Me levanté, porque en ese momento estaba absolutamente seguro de que era la hora de comer. De hecho, en ese instante Essie atravesaba la puerta, y para fastidio mío, completamente vestida.

Essie es una mujer hermosa, y uno de los placeres de llevar casado con ella cinco años es que cada año que pasa me parece más bonita que el anterior. Me pasó el brazo en torno al cuello mientras se dirigía al porche para comer, y volvió la cabeza para mirarme.

—¿Qué pasa? —me preguntó.

—No pasa nada, querida S. Ya., sólo que estaba planeando invitarte a que te ducharas conmigo después de comer.
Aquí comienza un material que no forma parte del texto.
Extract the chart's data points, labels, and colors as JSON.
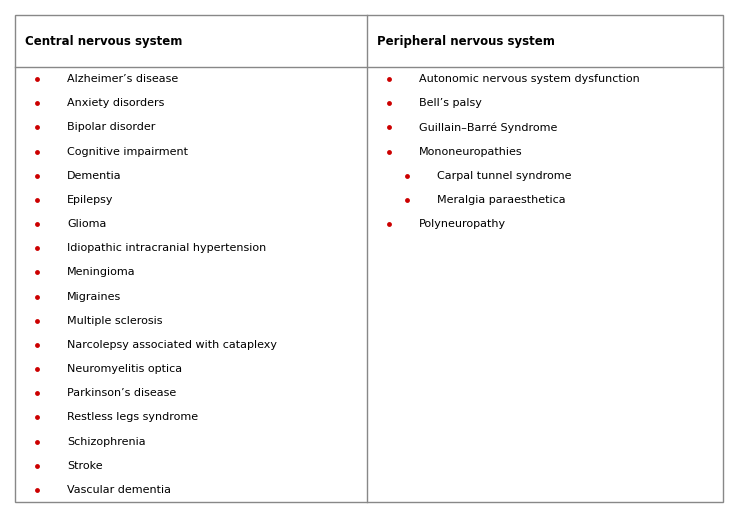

—Abuelo, eres un viejo verde —me dijo severamente—. ¿Qué tiene de malo ducharse de noche, cuando tendremos naturalmente, e inevitablemente, que ir a la cama?
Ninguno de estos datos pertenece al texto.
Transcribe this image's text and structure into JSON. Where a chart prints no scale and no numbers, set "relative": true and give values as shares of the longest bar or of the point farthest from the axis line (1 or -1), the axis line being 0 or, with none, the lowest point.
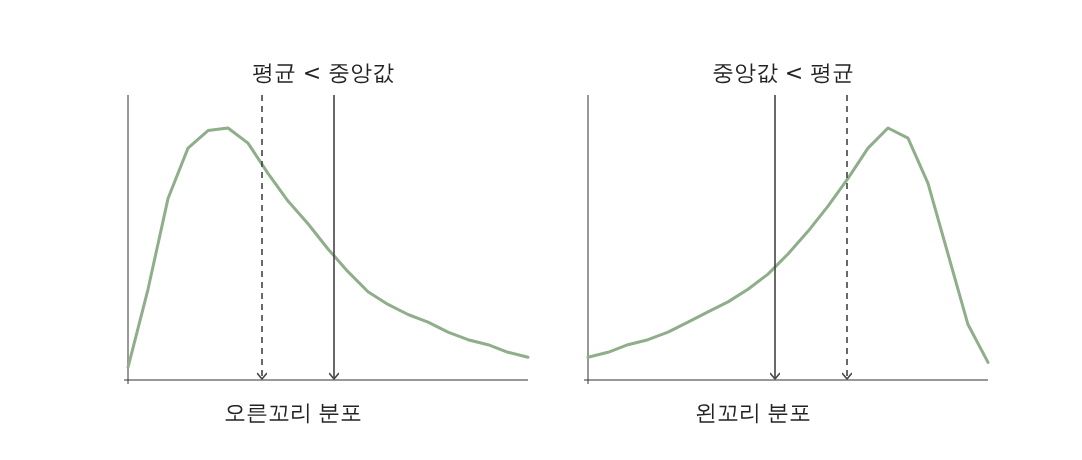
{
  "chart_data": [
    {
      "type": "line",
      "title": "평균 < 중앙값",
      "xlabel": "오른꼬리 분포",
      "relative": true,
      "categories": [
        null,
        null,
        null,
        null,
        null,
        null,
        null,
        null,
        null,
        null,
        null,
        null,
        null,
        null,
        null,
        null,
        null,
        null,
        null,
        null,
        null
      ],
      "series": [
        {
          "color": "#8fae8a",
          "values": [
            0.05,
            0.36,
            0.72,
            0.92,
            0.99,
            1.0,
            0.94,
            0.82,
            0.71,
            0.62,
            0.52,
            0.43,
            0.35,
            0.3,
            0.26,
            0.23,
            0.19,
            0.16,
            0.14,
            0.11,
            0.09
          ]
        }
      ]
    },
    {
      "type": "line",
      "title": "중앙값 < 평균",
      "xlabel": "왼꼬리 분포",
      "relative": true,
      "categories": [
        null,
        null,
        null,
        null,
        null,
        null,
        null,
        null,
        null,
        null,
        null,
        null,
        null,
        null,
        null,
        null,
        null,
        null,
        null,
        null,
        null
      ],
      "series": [
        {
          "color": "#8fae8a",
          "values": [
            0.09,
            0.11,
            0.14,
            0.16,
            0.19,
            0.23,
            0.27,
            0.31,
            0.36,
            0.42,
            0.5,
            0.59,
            0.69,
            0.8,
            0.92,
            1.0,
            0.96,
            0.78,
            0.5,
            0.22,
            0.07
          ]
        }
      ]
    }
  ]
}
—Esta noche he de estar en Washington. Y mañana te vas a Tucson por lo de tu conferencia, y este fin de semana tengo mi revisión médica. Pero da igual.

Se sentó a la mesa.

—Y además eres un lamentable mentiroso —observó—. Come deprisa, abuelo. Al fin y al cabo no puede uno tomarse demasiadas duchas.

—¿Sabías, Essie, que eres una criatura enteramente sensual? Es otra de tus características más refinadas.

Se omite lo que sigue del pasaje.